Discussion on Hacker News.
In our first post, we argued that the software we build is brittle because it’s fragmented: assembled from components with incompatible models, wired together through complex, opaque, unverified interfaces. We also argued this isn’t inevitable — a high-level model general enough to span the domains of real applications could let us build coherent systems instead. We promised to say more about how. Here’s the shape of the answer.
Cambra is a new category of system, one that fuses the database and the programming language: it collapses the stack into a single programming model that works at the level of business logic and data rather than networks and operating systems. You implement a data-intensive application (serving, transactions, stream processing, analytics) as one program. Not a set of services delicately wired together, but a single artifact that the compiler can analyze, the runtime can execute, and a programmer, agent or human, can reason about at a high level of abstraction.

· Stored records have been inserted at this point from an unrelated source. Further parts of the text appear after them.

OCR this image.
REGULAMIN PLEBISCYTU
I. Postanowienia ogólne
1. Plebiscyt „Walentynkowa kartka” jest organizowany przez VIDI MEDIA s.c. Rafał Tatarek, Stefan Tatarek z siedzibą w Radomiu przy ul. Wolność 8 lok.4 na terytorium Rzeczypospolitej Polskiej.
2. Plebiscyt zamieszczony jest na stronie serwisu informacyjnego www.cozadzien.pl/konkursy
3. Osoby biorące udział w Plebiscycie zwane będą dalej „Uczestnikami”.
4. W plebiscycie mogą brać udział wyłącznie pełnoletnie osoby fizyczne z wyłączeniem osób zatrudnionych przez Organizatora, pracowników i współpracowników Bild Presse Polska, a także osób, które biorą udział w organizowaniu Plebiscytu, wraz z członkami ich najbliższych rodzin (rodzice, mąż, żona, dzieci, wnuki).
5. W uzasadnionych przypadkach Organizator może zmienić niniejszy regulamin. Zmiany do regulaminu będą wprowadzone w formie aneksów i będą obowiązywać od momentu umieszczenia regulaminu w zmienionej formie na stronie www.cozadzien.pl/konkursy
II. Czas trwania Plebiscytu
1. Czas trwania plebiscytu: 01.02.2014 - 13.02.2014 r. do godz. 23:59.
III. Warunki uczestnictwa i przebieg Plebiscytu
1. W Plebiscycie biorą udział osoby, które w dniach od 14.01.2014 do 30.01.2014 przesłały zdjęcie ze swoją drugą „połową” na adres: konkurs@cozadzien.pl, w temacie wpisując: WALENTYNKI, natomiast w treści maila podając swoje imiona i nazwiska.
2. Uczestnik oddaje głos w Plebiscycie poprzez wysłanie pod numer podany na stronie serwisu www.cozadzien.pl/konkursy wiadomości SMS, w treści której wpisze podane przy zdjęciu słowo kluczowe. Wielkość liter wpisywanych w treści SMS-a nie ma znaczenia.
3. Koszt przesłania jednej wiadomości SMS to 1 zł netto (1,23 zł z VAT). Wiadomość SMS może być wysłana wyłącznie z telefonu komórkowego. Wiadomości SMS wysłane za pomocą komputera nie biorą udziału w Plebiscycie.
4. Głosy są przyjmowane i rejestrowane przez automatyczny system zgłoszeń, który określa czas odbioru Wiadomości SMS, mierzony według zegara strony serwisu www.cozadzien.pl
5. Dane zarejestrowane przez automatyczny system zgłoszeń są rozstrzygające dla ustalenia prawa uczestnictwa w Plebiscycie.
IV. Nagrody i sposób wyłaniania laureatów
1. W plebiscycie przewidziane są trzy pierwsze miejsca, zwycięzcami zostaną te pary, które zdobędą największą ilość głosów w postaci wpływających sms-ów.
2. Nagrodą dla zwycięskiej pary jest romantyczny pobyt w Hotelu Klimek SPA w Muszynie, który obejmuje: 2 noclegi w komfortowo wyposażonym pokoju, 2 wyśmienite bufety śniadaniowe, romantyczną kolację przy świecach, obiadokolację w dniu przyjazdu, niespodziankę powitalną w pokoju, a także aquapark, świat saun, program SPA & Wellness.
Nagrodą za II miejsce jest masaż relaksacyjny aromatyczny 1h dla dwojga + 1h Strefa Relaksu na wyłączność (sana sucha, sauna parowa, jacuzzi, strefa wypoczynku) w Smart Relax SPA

This post presents our vision for Cambra — one we’re in the process of implementing. Our prototype has helped us crystallize that vision to the point where we are ready to share it in public, but it is not yet realized. Read what follows as what we hope Cambra will become.
SWEs with Superpowers
Coherence gives tooling tremendous leverage over a system. We promised that verification would become tractable across the whole application, that the platform could take over optimizations like pushing a filter to the data or building an index, and that observability can be automated to an unprecedented degree. Cambra delivers on that. Even more important than those features is the point of highest leverage: correctness.
Correctness has two halves. The first is verification — confirming that an implementation meets a specification. When the application is one program, the compiler can check the whole of it at once, and the contract and type mismatches we catalogued in our first post become ordinary compile errors. We build on this idea by letting types carry logical constraints alongside the structure of data, like “account balance never goes negative”. In Cambra, assertions are something the compiler proves rather than something you hope a test suite covers sufficiently.
The second is validation — determining that the specification describes something you actually want. Verification can’t help here: a program can be provably correct against a spec that is subtly wrong. The only way to really be sure is to watch it run against a realistic workload. Today that means standing up staging environments, dark launches, shadow traffic, and incremental rollouts: bespoke infrastructure that’s expensive to build and quietly rots as the application changes out of band. This is where Cambra does something genuinely new. Cambra lets you branch your live application (not just the code, not just the data — the entire system), point real or simulated traffic at the branch, and watch how it behaves, before it ships. Cambra won’t tell you whether the spec is right. That judgment is yours. It just makes finding out cheap, safe, and fast.
Together, these two loops compound into something bigger: the ultimate platform for agentic software engineering. We’ve argued that AI doesn’t remove the need for coherence; this is the other side of that claim. An agent is only as effective as the feedback it gets, and only over the parts of a system it can see. A fragmented system starves it on both counts. A coherent system is legible end to end. Verification at build and realistic validation give an agent exactly the feedback it needs to close the gap between what it wrote and what you asked for. To top it off, this feedback allows the agent to converge much faster, consuming fewer tokens in the process.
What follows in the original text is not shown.